2007 Dorling Kindersley Limited

Gate Valve
Similar to stop valves, gate valves are used to isolate areas. However, they should only be used in low-pressure pipe runs. Gate valves do not have a right or wrong way around in terms of installation in relation to the directional flow of water. They are identified easily by their wheel handles.

Drain Valve
Drain valves are positioned on a pipe run as the point to attach a hose when an area of plumbing requires draining. Use a drain valve key to operate the valve.

Vacuum Breaker
Toilets are made with vacuum breakers integrated into their design. The vacuum breaker can also be added on, to help prevent air locks. Vacuum breakers are available in a few different designs. They are internally spring loaded, so that they can sense any pressure backing up.

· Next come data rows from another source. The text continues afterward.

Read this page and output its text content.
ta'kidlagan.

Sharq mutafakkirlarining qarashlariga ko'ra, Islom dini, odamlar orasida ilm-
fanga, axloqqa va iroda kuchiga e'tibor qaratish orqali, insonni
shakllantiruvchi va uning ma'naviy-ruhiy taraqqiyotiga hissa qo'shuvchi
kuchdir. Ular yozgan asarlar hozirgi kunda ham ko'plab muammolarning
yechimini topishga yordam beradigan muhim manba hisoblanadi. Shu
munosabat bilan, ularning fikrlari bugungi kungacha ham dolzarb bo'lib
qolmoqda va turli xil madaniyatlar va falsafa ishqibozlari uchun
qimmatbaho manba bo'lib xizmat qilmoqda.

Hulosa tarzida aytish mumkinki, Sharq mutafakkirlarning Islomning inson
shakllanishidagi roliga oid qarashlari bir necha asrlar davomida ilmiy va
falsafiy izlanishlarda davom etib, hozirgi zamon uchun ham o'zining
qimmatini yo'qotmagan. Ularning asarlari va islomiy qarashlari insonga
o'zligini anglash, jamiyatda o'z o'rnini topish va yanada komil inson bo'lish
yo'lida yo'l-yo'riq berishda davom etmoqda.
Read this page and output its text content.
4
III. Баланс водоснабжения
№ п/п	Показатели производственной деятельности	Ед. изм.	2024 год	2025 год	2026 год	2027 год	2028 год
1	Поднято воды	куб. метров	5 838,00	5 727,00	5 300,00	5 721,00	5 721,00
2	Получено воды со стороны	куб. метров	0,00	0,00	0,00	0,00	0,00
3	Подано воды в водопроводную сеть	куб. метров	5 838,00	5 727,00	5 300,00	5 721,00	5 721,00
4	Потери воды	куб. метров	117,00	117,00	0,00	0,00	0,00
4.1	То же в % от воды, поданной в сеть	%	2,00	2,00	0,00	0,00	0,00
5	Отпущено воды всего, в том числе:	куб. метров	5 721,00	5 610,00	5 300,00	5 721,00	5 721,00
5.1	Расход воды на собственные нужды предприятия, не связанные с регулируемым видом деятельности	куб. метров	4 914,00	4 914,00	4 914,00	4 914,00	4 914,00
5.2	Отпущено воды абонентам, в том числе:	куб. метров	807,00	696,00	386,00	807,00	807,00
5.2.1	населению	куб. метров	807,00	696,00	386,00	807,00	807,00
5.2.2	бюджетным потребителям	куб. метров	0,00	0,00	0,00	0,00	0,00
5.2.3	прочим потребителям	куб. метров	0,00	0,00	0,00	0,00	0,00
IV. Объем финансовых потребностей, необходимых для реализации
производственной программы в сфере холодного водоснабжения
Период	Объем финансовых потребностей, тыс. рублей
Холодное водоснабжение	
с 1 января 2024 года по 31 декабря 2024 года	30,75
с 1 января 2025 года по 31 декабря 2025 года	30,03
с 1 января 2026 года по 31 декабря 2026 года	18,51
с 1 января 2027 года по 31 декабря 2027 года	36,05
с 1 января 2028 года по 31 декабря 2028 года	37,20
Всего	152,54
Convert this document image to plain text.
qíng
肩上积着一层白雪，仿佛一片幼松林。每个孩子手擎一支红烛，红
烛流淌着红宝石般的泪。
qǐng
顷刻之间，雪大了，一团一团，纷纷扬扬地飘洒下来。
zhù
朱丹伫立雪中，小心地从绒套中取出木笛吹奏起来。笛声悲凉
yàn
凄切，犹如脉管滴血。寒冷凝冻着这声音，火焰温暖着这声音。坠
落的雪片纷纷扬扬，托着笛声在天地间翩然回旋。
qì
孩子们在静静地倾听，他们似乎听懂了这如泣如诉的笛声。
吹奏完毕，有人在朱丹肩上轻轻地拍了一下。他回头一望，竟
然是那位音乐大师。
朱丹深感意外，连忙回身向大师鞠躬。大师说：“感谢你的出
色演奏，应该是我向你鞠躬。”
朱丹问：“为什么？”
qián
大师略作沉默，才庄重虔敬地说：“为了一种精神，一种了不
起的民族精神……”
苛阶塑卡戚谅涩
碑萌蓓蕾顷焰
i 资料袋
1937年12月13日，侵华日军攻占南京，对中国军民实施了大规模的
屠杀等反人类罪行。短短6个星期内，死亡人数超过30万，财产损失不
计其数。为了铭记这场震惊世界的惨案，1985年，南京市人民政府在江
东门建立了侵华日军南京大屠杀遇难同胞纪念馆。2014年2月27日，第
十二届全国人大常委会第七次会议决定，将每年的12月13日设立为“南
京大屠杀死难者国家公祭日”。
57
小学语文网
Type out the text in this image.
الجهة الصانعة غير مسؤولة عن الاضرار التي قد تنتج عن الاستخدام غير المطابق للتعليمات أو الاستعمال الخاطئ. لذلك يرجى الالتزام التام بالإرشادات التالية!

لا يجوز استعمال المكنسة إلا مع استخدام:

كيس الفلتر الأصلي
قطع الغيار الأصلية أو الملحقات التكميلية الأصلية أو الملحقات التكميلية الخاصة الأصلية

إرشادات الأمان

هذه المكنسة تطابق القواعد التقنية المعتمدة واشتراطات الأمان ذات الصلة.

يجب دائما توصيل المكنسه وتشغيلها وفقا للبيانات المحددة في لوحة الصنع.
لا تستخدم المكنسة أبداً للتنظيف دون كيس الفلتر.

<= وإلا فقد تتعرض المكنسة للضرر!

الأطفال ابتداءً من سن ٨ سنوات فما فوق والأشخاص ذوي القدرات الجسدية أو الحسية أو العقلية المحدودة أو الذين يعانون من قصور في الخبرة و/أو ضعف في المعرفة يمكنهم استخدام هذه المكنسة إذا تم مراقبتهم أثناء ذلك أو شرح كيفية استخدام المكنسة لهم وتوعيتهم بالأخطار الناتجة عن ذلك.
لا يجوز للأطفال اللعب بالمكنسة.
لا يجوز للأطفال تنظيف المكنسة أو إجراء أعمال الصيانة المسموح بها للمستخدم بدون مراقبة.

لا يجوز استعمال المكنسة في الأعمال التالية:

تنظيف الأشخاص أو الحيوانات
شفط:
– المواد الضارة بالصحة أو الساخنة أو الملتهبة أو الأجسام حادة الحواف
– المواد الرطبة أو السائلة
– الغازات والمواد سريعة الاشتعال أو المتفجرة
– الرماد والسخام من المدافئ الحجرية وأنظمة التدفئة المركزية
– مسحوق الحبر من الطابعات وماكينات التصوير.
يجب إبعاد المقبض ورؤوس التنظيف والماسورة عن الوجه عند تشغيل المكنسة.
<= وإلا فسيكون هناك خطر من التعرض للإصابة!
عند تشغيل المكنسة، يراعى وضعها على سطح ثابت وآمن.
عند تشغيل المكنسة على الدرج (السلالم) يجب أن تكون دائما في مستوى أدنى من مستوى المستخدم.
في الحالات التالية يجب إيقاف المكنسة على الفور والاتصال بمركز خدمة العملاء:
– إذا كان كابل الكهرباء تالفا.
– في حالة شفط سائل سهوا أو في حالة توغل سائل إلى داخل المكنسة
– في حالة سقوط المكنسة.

Temperature and Pressure Release Valve
When pressure and temperature build up inside a water boiler, a temperature and pressure release valve releases water to remove some of the pressure. Water heaters can explode if they are not relieved of pressure build up. Check your boiler or water heater to be sure you have one installed.

Pressure Reduction Valve
Proximity to your municipality’s water source can affect the water pressure you receive. If you are close to the source, you may want to install a pressure reduction valve. Having high water pressure may be a benefit in the shower, but it will cost you more money every time you run your sink.

Stop-and-Waste Valve
A benefit if installed on outdoor faucets, a stop-and-waste valve allows you to drain water after you turn off the water.

Dual Stops
If you are connecting a dishwasher and the kitchen faucet to hot water piping, you may need a dual stop. They operate like compression stops that connect water pipes to supply tubes, but they have the benefit of offering two outlet ports.

Check Valves

Check valves or non-return valves allow water to flow only in one direction. They are used mainly on outside faucets and mixer faucets/valves and are usually built into the design. Their function is to prevent the back siphonage of water down a supply pipe, which would contaminate the water supply.